La grande dame de la danse expressionniste allemande, Pina Bausch, qui fête son 65e anniversaire demain mercredi 27 juillet, continue de marquer la danse contemporaine occidentale grâce à un style unique, controversé à ses débuts avant d’être mondialement reconnu.
Depuis ses premières créations à la fin des années 1960, celle qui disait « ce qui m’intéresse, ce n’est pas la façon de bouger des gens mais ce qu’ils font bouger » a bel et bien réussi à faire bouger le monde de la danse.
Pina Bausch divise peut-être encore, mais moins qu’à ses débuts, et ses chorégraphies qualifiées souvent de « révolutionnaires » suscitent inévitablement l’étonnement du public, qu’il soit par la suite comblé ou sceptique.
Preuve de l’intérêt qu’elle suscite, une quarantaine de monographies lui sont consacrées et une cinquantaine d’articles sont recensés sur le site Internet de la compagnie-ballet Tanztheater Wuppertal, au cœur du Bassin industriel de la Ruhr, qu’elle dirige depuis 1973. Signe d’un talent indéniable : 32 prix et distinctions lui ont été décernés depuis sa première chorégraphie intitulée Fragment en 1968.
Pina Bausch a développé son propre langage du corps, un nouveau style issu d’un mélange des genres qu’elle a découvert au cours de sa formation entre 1955 et 1958 à l’école de Folkwang de Essen (ouest) où toutes les disciplines artistiques étaient représentées.
Son professeur de l’époque, le chorégraphe Kurt Jooss, est l’un des pères fondateurs de la Ausdruckstanz, qui combine le mouvement, la musique et des éléments d’art dramatique.
Diplômée en 1958 de la Folkwang, elle obtient une bourse d’échange pour poursuivre sa formation, « sans parler un mot d’anglais », à la Juillard School of Music de New York, auprès de professeurs prestigieux tels que Anthony Tudor, Jose Limon ou Mary Hinkson.
Renommée pour ses chorégraphies oniriques souvent insaisissables mais chargées d’émotions, Pina Bausch travaille sur des thèmes de prédilection que sont notamment l’amour et la mort, les rapports hommes-femmes et les rapports entre l’individu et le groupe.

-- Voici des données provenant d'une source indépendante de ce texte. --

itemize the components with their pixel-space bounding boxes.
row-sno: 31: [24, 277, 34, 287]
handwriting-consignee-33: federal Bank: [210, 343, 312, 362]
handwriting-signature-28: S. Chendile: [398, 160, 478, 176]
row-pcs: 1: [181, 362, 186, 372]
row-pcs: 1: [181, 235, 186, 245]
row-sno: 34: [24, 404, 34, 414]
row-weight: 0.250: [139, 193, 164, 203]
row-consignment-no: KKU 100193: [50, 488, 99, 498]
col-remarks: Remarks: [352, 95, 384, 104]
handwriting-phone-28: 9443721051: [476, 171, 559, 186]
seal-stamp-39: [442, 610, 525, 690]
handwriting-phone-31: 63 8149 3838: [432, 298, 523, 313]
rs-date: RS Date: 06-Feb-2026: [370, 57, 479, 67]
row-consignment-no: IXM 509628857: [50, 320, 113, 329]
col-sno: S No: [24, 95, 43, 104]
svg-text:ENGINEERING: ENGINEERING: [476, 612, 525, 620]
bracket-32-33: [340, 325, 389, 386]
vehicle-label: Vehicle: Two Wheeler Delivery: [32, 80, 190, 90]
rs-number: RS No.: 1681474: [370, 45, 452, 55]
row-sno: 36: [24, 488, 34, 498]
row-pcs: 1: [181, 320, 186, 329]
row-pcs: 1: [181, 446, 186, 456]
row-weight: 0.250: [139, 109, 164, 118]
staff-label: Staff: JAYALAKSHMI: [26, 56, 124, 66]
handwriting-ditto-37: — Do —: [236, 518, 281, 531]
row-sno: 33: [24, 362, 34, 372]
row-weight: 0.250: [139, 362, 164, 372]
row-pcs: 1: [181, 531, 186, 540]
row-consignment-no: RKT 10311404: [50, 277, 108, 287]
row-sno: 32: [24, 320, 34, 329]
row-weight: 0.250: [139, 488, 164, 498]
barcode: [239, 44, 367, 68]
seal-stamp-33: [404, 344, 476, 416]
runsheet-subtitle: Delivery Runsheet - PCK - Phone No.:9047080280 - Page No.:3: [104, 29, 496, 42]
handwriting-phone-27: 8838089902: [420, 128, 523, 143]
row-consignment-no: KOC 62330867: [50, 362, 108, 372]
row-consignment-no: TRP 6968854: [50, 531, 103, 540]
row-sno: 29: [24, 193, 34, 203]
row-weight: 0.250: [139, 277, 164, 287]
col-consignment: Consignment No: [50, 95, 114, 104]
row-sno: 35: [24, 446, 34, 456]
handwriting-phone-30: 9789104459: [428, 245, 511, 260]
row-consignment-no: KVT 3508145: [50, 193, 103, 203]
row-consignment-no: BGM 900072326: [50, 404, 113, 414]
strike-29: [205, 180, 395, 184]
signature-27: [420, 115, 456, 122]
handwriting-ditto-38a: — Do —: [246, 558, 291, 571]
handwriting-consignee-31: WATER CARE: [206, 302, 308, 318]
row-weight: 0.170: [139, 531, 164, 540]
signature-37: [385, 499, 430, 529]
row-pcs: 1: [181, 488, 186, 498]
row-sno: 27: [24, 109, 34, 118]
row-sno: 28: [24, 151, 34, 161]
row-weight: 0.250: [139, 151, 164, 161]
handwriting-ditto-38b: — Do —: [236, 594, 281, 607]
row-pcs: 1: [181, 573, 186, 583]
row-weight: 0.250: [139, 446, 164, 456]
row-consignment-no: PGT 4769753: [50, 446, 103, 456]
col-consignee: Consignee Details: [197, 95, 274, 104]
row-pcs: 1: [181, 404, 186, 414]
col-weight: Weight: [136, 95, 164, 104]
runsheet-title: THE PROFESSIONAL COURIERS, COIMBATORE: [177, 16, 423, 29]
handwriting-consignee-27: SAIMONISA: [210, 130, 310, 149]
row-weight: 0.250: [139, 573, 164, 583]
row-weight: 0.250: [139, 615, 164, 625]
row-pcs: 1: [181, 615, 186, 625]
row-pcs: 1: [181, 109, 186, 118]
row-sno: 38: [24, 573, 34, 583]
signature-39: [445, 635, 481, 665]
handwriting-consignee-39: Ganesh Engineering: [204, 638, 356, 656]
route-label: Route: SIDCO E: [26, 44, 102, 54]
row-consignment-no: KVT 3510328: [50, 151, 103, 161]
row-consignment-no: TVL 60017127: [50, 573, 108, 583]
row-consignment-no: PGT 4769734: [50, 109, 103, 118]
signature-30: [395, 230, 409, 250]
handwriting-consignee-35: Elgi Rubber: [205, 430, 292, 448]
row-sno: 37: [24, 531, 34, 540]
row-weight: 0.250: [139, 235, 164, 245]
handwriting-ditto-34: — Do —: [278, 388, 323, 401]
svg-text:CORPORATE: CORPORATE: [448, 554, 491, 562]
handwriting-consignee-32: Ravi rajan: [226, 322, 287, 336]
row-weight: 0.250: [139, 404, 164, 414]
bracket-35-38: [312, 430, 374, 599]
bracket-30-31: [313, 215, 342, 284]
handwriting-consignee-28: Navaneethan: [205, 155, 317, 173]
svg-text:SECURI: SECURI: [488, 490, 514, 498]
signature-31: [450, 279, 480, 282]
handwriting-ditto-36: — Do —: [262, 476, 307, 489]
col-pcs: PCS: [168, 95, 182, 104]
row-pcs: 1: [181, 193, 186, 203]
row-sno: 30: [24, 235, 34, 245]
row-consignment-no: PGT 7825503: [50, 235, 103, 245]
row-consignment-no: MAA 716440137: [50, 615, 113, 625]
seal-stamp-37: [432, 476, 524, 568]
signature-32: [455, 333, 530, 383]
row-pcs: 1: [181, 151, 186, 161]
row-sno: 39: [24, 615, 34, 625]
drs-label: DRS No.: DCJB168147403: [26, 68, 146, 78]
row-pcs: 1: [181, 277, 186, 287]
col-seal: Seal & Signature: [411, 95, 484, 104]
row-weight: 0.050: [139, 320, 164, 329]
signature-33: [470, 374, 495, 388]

Depuis 1989, Pina Bausch puise aussi son inspiration dans les voyages qu’elle entreprend avec ses danseurs à l’étranger et fait de ses ballets des « cartographies imaginaires d’un paysage ».
Il y eut dernièrement Nefès, rapporté de Turquie en 2003, et, à la suite d’une étape à Tokyo en 2004, Ten Chi (Ciel et terre), présenté en mai dernier à guichets fermés au Théâtre de la ville à Paris où le Tanztheater Wuppertal est invité chaque saison depuis 1978-79.
La compagnie de renommée internationale est régulièrement invitée à se produire à l’étranger. Le Ballet de l’Opéra Garnier n’est pas en reste : en chorégraphe invitée, Pina Bausch a fait entrer au répertoire-maison sa chorégraphie d’Orphée et Eurydice d’après la tragédie de Christoph Willibald von Gluck du 30 mai au 19 juin dernier.
Pina Bausch est née à Solingen, en Rhénanie du nord-Westphalie (ouest), le 27 juillet 1940 et a grandi dans l’univers du petit hôtel-restaurant que tenaient ses parents.